Personalized medicine: the role of sequencing technologies in diagnostics, prediction and selection of treatment of monogenous and multifactorial diseases

Abstract

The review highlights various methods for deciphering the nucleotide sequence (sequencing) of nucleic acids and their importance for the implementation of the three main principles of personalized medicine: prevention, predictability and personalization. The review, along with its own practical examples, considers three generations of sequencing technologies: 1) sequencing of cloned or amplified DNA fragments according to Sanger and its analogues; 2) massive parallel sequencing of DNA libraries with short reads (NGS); and 3) sequencing of single molecules of DNA and RNA with long reads. The methods of whole genome, whole exome, targeted, RNA sequencing and sequencing based on chromatin immunoprecipitation are also discussed. The advantages and limitations of the above methods for diagnosing monogenic and oncological diseases, as well as for identifying risk factors and predicting the course of socially significant multifactorial diseases are discussed.
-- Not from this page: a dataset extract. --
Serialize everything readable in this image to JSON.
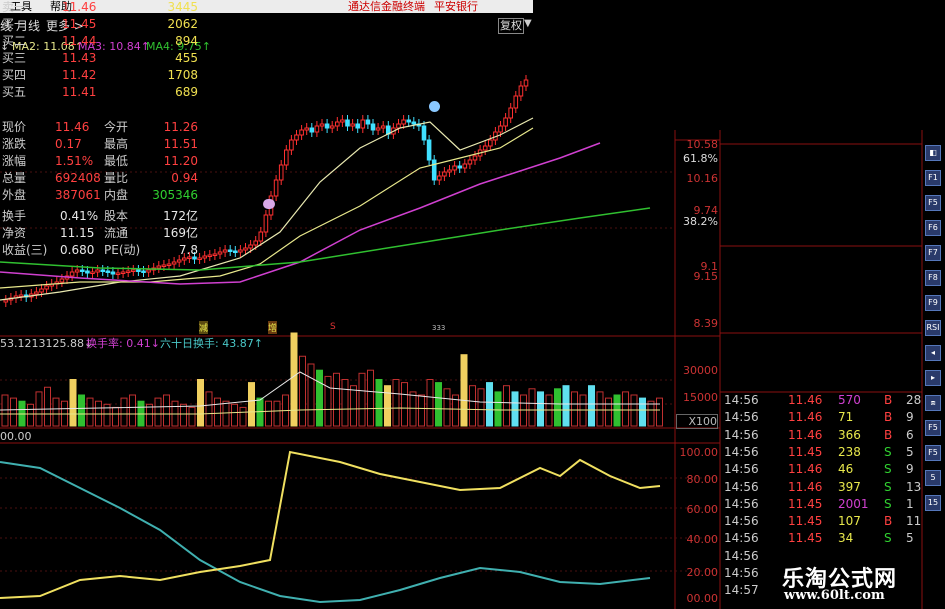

Using examples from clinical practice, algorithms for the application and selection of sequencing technologies are demonstrated. As a result of the use of sequencing technologies, it has now become possible to determine the molecular mechanism of the development of monogenic, orphan and multifactorial diseases, the knowledge of which is necessary for personalized patient therapy. In science, these technologies paved the way for international genome projects — the Human Genome Project, the HapMap, 1000 Genomes Project, the Personalized Genome Project, etc.